Laurence Packer is a bee biologist whose research and teaching base of operations is at York University in Toronto, Canada.

The title of his book, and much of the publicity that has surrounded it suggest that it is about something that many of us have heard a lot about already - the one-two punch of the central role of bees in human food production followed by the spectre of colony collapse disorder and a world without bees. And it is about these things, in part. But this book is so much more.

Unlike many of his contemporaries writing on the same topic, Packer can offer a broad overview of his subject. His global perspective is derived from years of working with many different kinds of bees, hands-on work, observing behavior and biology in the field.

This book is actually a biology of bees, from the tiniest solitary bees to communal, semisocial and eusocial species. It is a biology in the grand tradition of Jean Henri Fabre, the 19th century French polymath whose books introduced the world to the engaging lives of insects.

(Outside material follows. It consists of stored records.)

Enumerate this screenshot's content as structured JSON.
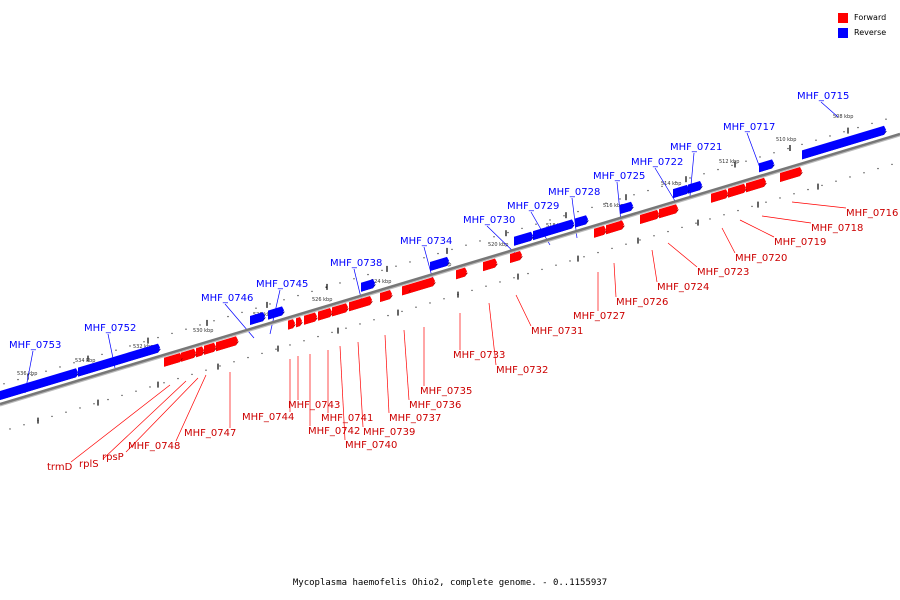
{
  "title": "Mycoplasma haemofelis Ohio2, complete genome. - 0..1155937",
  "legend": [
    {
      "label": "Forward",
      "color": "#ff0000"
    },
    {
      "label": "Reverse",
      "color": "#0000ff"
    }
  ],
  "colors": {
    "forward": "#ff0000",
    "reverse": "#0000ff",
    "backbone": "#777777"
  },
  "ticks": [
    "508 kbp",
    "510 kbp",
    "512 kbp",
    "514 kbp",
    "516 kbp",
    "518 kbp",
    "520 kbp",
    "522 kbp",
    "524 kbp",
    "526 kbp",
    "528 kbp",
    "530 kbp",
    "532 kbp",
    "534 kbp",
    "536 kbp"
  ],
  "reverse_genes": [
    "MHF_0715",
    "MHF_0717",
    "MHF_0721",
    "MHF_0722",
    "MHF_0725",
    "MHF_0728",
    "MHF_0729",
    "MHF_0730",
    "MHF_0734",
    "MHF_0738",
    "MHF_0745",
    "MHF_0746",
    "MHF_0752",
    "MHF_0753"
  ],
  "forward_genes": [
    "MHF_0716",
    "MHF_0718",
    "MHF_0719",
    "MHF_0720",
    "MHF_0723",
    "MHF_0724",
    "MHF_0726",
    "MHF_0727",
    "MHF_0731",
    "MHF_0732",
    "MHF_0733",
    "MHF_0735",
    "MHF_0736",
    "MHF_0737",
    "MHF_0739",
    "MHF_0740",
    "MHF_0741",
    "MHF_0742",
    "MHF_0743",
    "MHF_0744",
    "MHF_0747",
    "MHF_0748",
    "rpsP",
    "rplS",
    "trmD"
  ]
}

Bumblebees play a leading role in Packer's narrative. He touches on everything from their life history, to their social behavior and their diseases, parasites and predators. Packer tells us why bumblebees (and indeed all bees) appear to be at greater risk of extinction than other organisms, a topic I'll be expanding on in a future entry in this blog.

Packer isn't afraid to introduce us to some of the specialized terminology that goes along with his field of study (a bee biologist, for instance, is a melittologist). But in general he works hard to keep his story in everyday language. He has a tremendous knack for making even the most complex subjects understandable in human terms. Bees that maintain a communal nest burrow system are just like human condo dwellers, he tells us, with a common entrance and private apartments.

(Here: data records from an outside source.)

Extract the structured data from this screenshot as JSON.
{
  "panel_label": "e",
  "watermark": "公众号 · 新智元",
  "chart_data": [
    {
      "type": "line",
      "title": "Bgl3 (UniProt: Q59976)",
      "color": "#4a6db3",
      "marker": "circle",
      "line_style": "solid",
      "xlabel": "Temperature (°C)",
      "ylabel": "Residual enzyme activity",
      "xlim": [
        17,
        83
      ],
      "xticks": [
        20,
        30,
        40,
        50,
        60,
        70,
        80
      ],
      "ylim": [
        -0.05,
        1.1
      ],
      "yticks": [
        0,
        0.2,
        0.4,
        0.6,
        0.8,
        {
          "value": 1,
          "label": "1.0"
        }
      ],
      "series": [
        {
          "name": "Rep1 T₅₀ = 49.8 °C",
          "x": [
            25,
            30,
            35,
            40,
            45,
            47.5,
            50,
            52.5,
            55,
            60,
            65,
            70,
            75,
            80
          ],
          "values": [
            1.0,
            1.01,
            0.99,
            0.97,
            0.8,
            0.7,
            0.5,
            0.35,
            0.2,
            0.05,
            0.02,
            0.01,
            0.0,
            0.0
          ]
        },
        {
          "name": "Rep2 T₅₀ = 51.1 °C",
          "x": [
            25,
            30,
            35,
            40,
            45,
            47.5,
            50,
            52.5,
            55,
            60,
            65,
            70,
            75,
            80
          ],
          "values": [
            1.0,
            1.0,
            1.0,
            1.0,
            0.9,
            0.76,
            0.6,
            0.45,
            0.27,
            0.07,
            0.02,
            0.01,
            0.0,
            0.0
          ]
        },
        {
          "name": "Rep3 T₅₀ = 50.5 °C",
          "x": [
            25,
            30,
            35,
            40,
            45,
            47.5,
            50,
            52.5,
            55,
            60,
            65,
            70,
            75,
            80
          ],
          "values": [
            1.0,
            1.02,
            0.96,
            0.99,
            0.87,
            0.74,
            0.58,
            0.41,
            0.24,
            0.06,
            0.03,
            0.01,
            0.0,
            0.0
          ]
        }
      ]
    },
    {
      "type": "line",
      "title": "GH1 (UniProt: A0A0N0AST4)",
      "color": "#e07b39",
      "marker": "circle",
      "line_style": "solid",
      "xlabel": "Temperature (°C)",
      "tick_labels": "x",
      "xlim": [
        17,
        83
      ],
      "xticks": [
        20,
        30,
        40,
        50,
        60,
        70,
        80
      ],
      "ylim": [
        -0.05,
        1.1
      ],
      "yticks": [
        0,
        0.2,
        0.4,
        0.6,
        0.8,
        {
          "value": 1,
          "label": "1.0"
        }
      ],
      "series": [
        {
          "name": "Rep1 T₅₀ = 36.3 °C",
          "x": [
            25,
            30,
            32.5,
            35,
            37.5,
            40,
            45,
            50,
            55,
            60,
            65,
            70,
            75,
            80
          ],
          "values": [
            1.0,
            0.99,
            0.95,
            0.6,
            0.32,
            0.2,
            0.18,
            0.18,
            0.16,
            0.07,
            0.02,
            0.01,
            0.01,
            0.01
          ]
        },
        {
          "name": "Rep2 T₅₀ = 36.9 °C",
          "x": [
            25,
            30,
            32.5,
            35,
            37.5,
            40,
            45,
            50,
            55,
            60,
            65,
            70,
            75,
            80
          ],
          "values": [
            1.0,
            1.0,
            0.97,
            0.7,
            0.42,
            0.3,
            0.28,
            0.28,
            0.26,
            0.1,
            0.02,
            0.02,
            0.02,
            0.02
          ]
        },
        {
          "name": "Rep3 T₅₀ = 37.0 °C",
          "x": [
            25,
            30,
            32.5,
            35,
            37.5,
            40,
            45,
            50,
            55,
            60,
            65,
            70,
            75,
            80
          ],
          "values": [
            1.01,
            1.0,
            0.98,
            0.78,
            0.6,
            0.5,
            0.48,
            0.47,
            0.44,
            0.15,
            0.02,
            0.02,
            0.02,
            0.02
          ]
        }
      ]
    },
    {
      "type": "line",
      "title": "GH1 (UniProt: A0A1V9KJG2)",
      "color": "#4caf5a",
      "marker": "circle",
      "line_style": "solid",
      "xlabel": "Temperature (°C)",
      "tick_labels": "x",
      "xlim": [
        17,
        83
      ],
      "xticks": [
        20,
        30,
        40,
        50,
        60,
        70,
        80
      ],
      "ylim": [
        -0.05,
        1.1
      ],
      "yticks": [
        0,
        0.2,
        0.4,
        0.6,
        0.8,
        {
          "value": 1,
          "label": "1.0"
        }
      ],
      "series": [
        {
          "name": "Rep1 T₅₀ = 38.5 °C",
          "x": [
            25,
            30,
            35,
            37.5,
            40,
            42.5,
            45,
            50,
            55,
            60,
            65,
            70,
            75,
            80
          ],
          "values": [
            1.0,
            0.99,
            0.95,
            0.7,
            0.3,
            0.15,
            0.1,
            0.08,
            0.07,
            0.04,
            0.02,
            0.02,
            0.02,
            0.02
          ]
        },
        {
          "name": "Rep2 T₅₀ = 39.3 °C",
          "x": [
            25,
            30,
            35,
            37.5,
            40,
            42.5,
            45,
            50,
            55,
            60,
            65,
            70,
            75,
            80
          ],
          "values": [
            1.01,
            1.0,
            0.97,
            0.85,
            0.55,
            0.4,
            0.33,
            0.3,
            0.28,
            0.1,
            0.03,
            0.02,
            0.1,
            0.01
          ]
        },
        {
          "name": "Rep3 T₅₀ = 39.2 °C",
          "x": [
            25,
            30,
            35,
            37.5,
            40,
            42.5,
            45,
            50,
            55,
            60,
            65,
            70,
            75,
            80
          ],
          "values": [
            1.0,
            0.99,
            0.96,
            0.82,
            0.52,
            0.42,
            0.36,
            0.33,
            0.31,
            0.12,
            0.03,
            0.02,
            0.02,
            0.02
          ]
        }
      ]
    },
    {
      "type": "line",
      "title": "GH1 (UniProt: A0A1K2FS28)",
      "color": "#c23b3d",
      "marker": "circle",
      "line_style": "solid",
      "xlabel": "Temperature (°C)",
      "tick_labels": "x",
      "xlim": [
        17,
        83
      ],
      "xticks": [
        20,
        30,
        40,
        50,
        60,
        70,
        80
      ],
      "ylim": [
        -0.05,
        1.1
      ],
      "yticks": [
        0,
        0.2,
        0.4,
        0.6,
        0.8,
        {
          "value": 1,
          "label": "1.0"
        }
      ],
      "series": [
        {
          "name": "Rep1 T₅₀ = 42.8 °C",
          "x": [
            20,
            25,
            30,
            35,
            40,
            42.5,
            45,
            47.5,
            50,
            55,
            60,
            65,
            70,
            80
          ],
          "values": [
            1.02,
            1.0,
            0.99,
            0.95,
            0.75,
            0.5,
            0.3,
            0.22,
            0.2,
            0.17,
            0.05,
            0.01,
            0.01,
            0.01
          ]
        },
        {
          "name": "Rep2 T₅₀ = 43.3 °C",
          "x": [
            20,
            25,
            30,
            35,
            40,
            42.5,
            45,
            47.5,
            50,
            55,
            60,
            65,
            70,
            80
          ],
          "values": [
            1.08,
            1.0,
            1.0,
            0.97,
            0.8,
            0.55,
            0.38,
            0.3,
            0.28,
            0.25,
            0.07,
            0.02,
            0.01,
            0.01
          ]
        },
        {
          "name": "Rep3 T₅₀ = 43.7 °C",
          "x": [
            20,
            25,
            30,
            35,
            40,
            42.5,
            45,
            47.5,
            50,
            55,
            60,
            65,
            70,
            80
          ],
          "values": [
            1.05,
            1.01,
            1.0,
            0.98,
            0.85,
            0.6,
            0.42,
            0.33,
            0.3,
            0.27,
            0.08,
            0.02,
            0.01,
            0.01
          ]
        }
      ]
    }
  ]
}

Those who are looking for fresh evidence that we need bees and that bees are endangered will find it here. And there is also advice for those who want to do something to help bees, including the completely original and delightful suggestion of walking on the grass.

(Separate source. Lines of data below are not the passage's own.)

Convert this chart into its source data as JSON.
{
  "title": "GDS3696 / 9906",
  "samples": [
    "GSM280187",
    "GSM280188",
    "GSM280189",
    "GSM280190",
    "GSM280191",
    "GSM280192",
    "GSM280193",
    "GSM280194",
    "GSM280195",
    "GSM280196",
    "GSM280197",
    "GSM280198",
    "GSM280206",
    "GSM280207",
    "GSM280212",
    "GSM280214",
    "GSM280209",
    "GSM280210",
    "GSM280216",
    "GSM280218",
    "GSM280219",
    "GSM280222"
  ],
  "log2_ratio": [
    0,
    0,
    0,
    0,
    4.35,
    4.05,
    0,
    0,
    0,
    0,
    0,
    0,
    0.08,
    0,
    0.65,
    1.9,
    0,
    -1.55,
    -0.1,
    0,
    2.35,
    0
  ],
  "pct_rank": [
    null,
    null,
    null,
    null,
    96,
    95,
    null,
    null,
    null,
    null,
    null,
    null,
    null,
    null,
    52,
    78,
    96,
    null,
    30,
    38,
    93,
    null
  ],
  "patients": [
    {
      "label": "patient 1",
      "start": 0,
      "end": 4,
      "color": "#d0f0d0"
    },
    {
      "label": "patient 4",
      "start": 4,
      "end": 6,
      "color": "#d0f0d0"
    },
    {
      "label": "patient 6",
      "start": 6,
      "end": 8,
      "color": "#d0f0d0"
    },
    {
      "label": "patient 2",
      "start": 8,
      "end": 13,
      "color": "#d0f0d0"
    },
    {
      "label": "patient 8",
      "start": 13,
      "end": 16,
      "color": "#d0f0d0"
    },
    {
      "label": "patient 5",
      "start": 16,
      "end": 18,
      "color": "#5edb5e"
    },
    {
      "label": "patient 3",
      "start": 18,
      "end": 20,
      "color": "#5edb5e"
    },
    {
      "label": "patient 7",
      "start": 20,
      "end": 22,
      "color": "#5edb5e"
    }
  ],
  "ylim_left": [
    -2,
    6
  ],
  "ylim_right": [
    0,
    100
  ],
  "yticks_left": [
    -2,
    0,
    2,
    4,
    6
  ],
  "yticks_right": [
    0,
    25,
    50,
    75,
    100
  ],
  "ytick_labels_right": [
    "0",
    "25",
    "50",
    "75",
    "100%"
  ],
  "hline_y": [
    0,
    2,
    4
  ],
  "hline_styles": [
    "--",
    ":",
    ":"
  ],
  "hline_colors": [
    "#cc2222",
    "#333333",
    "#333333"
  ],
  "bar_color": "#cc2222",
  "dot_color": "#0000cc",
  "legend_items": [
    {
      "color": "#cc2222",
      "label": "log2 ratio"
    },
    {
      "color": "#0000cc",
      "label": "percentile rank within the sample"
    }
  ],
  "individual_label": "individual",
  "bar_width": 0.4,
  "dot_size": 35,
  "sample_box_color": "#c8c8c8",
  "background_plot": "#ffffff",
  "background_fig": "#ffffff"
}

Shortcomings? Well, pictures for one. The book has a few photos, but publication costs aside, it could have had so much more. The bee image on the dust jacket is truly unfortunate - a nice bee, but the graphic treatment is not my favorite. But then Packer is writing in the tradition of the great naturalist-authors like Fabre, Willy Ley and Howard Evans. Like these masters in whose company Packer now finds himself, his vivid language alone is enough to create compelling images of his fascinating subjects in every reader's mind.

'Keeping The Bees'
is a must read for any fan of bumblebees.